Le gouvernement met en œuvre une stratégie ambitieuse pour renforcer l’industrie automobile nationale.
Le Premier ministre, Safi Gharib, a présidé, mardi, une réunion interministérielle. À l’ordre du jour, figurait l’installation d’un groupe de travail multisectoriel chargé d’élaborer le référentiel national d’intégration pour le secteur des voitures, des autobus, des utilitaires et des motocycles.
Ce référentiel constituera «le document de référence pour le calcul des taux d’intégration réalisés par les constructeurs afin de leur permettre d’obtenir les avantages préférentiels prévus par la législation et la réglementation en vigueur dans ce secteur», précise un communiqué des services du Premier ministère.
Selon la même source, ce document permettra de mettre en place «un socle pour la création et le développement d’un réseau national intégré de sous-traitants, spécialisés dans la fabrication des différentes pièces et composants liés à cette industrie, dans le but d’augmenter progressivement le taux d’intégration nationale.
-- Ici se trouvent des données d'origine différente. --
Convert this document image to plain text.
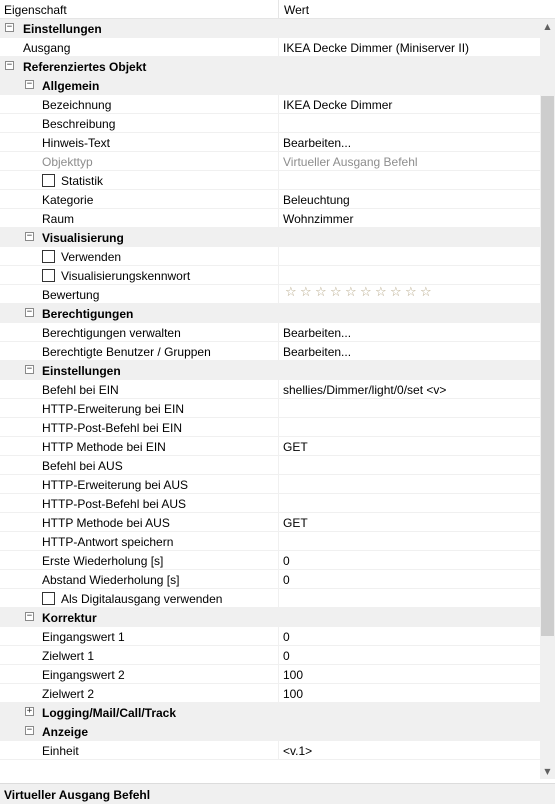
Eigenschaft	Wert
− Einstellungen
Ausgang	IKEA Decke Dimmer (Miniserver II)
− Referenziertes Objekt
− Allgemein
Bezeichnung	IKEA Decke Dimmer
Beschreibung
Hinweis-Text	Bearbeiten...
Objekttyp	Virtueller Ausgang Befehl
Statistik
Kategorie	Beleuchtung
Raum	Wohnzimmer
− Visualisierung
Verwenden
Visualisierungskennwort
Bewertung	☆ ☆ ☆ ☆ ☆ ☆ ☆ ☆ ☆ ☆
− Berechtigungen
Berechtigungen verwalten	Bearbeiten...
Berechtigte Benutzer / Gruppen	Bearbeiten...
− Einstellungen
Befehl bei EIN	shellies/Dimmer/light/0/set <v>
HTTP-Erweiterung bei EIN
HTTP-Post-Befehl bei EIN
HTTP Methode bei EIN	GET
Befehl bei AUS
HTTP-Erweiterung bei AUS
HTTP-Post-Befehl bei AUS
HTTP Methode bei AUS	GET
HTTP-Antwort speichern
Erste Wiederholung [s]	0
Abstand Wiederholung [s]	0
Als Digitalausgang verwenden
− Korrektur
Eingangswert 1	0
Zielwert 1	0
Eingangswert 2	100
Zielwert 2	100
+ Logging/Mail/Call/Track
− Anzeige
Einheit	<v.1>
▲
▼
Virtueller Ausgang Befehl
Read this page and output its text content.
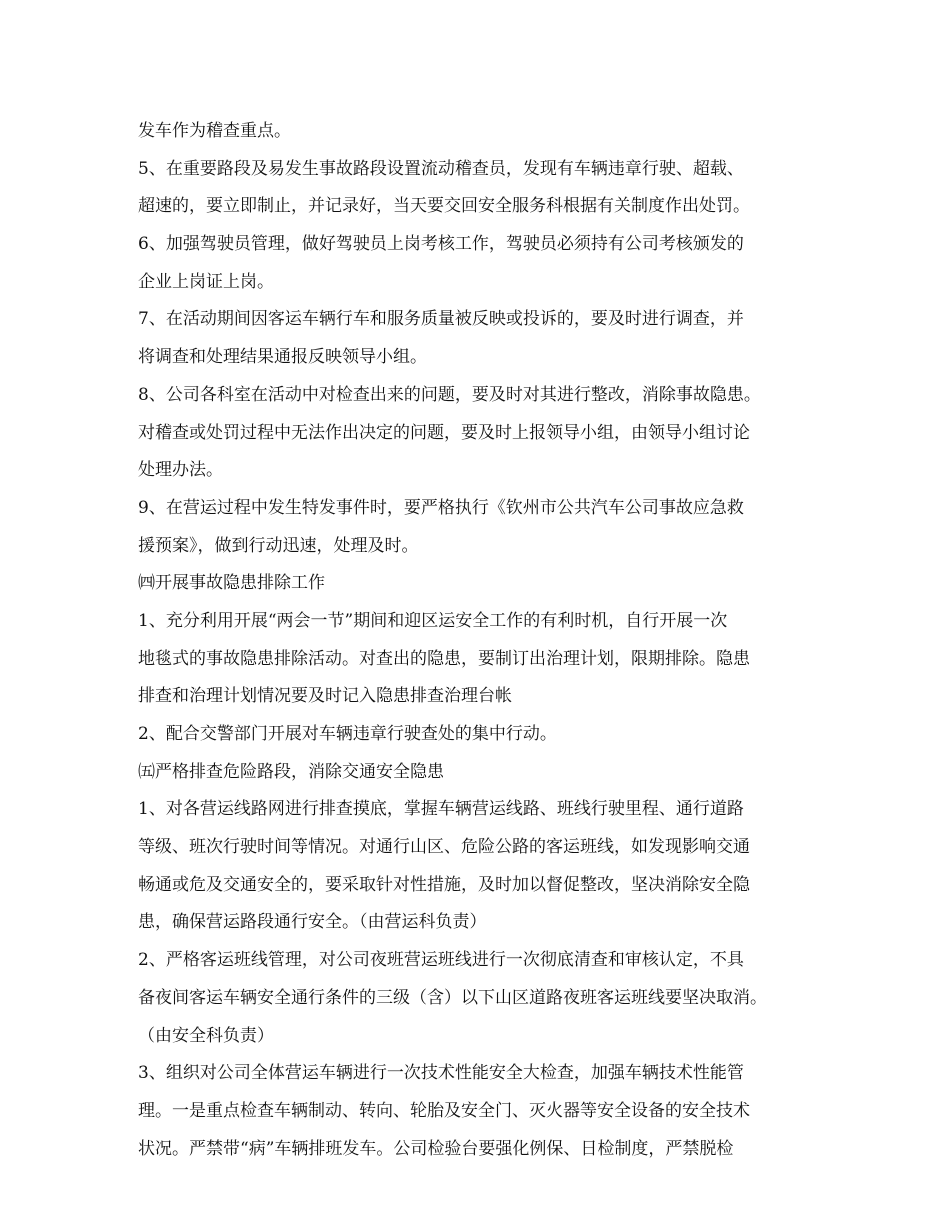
发车作为稽查重点。
5、在重要路段及易发生事故路段设置流动稽查员，发现有车辆违章行驶、超载、
超速的，要立即制止，并记录好，当天要交回安全服务科根据有关制度作出处罚。
6、加强驾驶员管理，做好驾驶员上岗考核工作，驾驶员必须持有公司考核颁发的
企业上岗证上岗。
7、在活动期间因客运车辆行车和服务质量被反映或投诉的，要及时进行调查，并
将调查和处理结果通报反映领导小组。
8、公司各科室在活动中对检查出来的问题，要及时对其进行整改，消除事故隐患。
对稽查或处罚过程中无法作出决定的问题，要及时上报领导小组，由领导小组讨论
处理办法。
9、在营运过程中发生特发事件时，要严格执行《钦州市公共汽车公司事故应急救
援预案》，做到行动迅速，处理及时。
㈣开展事故隐患排除工作
1、充分利用开展“两会一节”期间和迎区运安全工作的有利时机，自行开展一次
地毯式的事故隐患排除活动。对查出的隐患，要制订出治理计划，限期排除。隐患
排查和治理计划情况要及时记入隐患排查治理台帐
2、配合交警部门开展对车辆违章行驶查处的集中行动。
㈤严格排查危险路段，消除交通安全隐患
1、对各营运线路网进行排查摸底，掌握车辆营运线路、班线行驶里程、通行道路
等级、班次行驶时间等情况。对通行山区、危险公路的客运班线，如发现影响交通
畅通或危及交通安全的，要采取针对性措施，及时加以督促整改，坚决消除安全隐
患，确保营运路段通行安全。（由营运科负责）
2、严格客运班线管理，对公司夜班营运班线进行一次彻底清查和审核认定，不具
备夜间客运车辆安全通行条件的三级（含）以下山区道路夜班客运班线要坚决取消。
（由安全科负责）
3、组织对公司全体营运车辆进行一次技术性能安全大检查，加强车辆技术性能管
理。一是重点检查车辆制动、转向、轮胎及安全门、灭火器等安全设备的安全技术
状况。严禁带“病”车辆排班发车。公司检验台要强化例保、日检制度，严禁脱检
Cela contribuera à asseoir une véritable industrie automobile durable et à garantir une intégration effective dans les chaînes de valeur correspondantes».
Cette initiative contribuera également «à créer de nouveaux postes d’emploi durables dans diverses branches liées à cette industrie, à renforcer le transfert de technologie, à développer les compétences nationales et à réduire la facture d’importation des pièces détachées et des composants», précise le communiqué.
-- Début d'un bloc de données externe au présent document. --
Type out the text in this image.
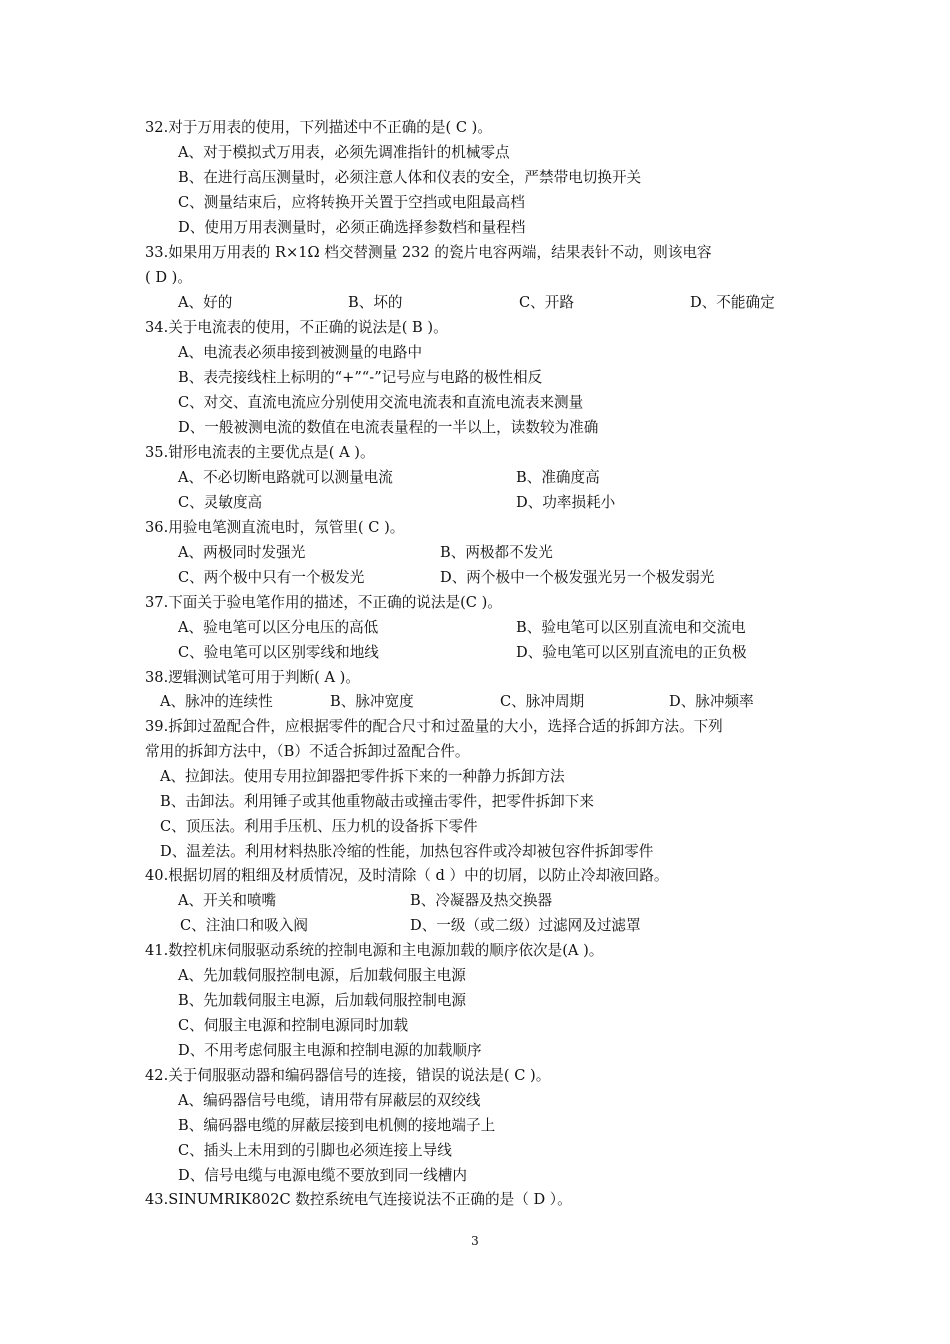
32.对于万用表的使用，下列描述中不正确的是( C )。
A、对于模拟式万用表，必须先调准指针的机械零点
B、在进行高压测量时，必须注意人体和仪表的安全，严禁带电切换开关
C、测量结束后，应将转换开关置于空挡或电阻最高档
D、使用万用表测量时，必须正确选择参数档和量程档
33.如果用万用表的 R×1Ω 档交替测量 232 的瓷片电容两端，结果表针不动，则该电容
( D )。
A、好的	B、坏的	C、开路	D、不能确定
34.关于电流表的使用，不正确的说法是( B )。
A、电流表必须串接到被测量的电路中
B、表壳接线柱上标明的“+”“-”记号应与电路的极性相反
C、对交、直流电流应分别使用交流电流表和直流电流表来测量
D、一般被测电流的数值在电流表量程的一半以上，读数较为准确
35.钳形电流表的主要优点是( A )。
A、不必切断电路就可以测量电流	B、准确度高
C、灵敏度高	D、功率损耗小
36.用验电笔测直流电时，氖管里( C )。
A、两极同时发强光	B、两极都不发光
C、两个极中只有一个极发光	D、两个极中一个极发强光另一个极发弱光
37.下面关于验电笔作用的描述，不正确的说法是(C )。
A、验电笔可以区分电压的高低	B、验电笔可以区别直流电和交流电
C、验电笔可以区别零线和地线	D、验电笔可以区别直流电的正负极
38.逻辑测试笔可用于判断( A )。
A、脉冲的连续性	B、脉冲宽度	C、脉冲周期	D、脉冲频率
39.拆卸过盈配合件，应根据零件的配合尺寸和过盈量的大小，选择合适的拆卸方法。下列
常用的拆卸方法中，（B）不适合拆卸过盈配合件。
A、拉卸法。使用专用拉卸器把零件拆下来的一种静力拆卸方法
B、击卸法。利用锤子或其他重物敲击或撞击零件，把零件拆卸下来
C、顶压法。利用手压机、压力机的设备拆下零件
D、温差法。利用材料热胀冷缩的性能，加热包容件或冷却被包容件拆卸零件
40.根据切屑的粗细及材质情况，及时清除（ d ）中的切屑，以防止冷却液回路。
A、开关和喷嘴	B、冷凝器及热交换器
C、注油口和吸入阀	D、一级（或二级）过滤网及过滤罩
41.数控机床伺服驱动系统的控制电源和主电源加载的顺序依次是(A )。
A、先加载伺服控制电源，后加载伺服主电源
B、先加载伺服主电源，后加载伺服控制电源
C、伺服主电源和控制电源同时加载
D、不用考虑伺服主电源和控制电源的加载顺序
42.关于伺服驱动器和编码器信号的连接，错误的说法是( C )。
A、编码器信号电缆，请用带有屏蔽层的双绞线
B、编码器电缆的屏蔽层接到电机侧的接地端子上
C、插头上未用到的引脚也必须连接上导线
D、信号电缆与电源电缆不要放到同一线槽内
43.SINUMRIK802C 数控系统电气连接说法不正确的是（ D ）。
3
Mobilisation des compétences locales
Pour rappel, le ministère de l’Industrie a lancé une campagne nationale visant à mobiliser les compétences algériennes, à l’intérieur du pays et à l’étranger, pour la création d’un Conseil d’expertises nationales dans le domaine de l’industrie automobile et de la fabrication de pièces de rechange.
Placée sous le slogan «Avec des compétences algériennes, nous construisons une véritable industrie mécanique», cette initiative vise à développer une industrie mécanique nationale intégrée et pérenne, selon le communiqué. Le Conseil aura pour mission de définir la feuille de route et la stratégie nationale pour le développement de l’industrie automobile.
Cette démarche s’inscrit dans la continuité du processus participatif lancé par le ministère à travers des rencontres de concertation avec différents acteurs du secteur, qui ont abouti à la création de groupes de travail spécialisés et à l’élaboration de recommandations stratégiques définissant les bases techniques et réglementaires nécessaires au développement d’une industrie nationale compétitive et à l’amélioration de l’intégration industrielle.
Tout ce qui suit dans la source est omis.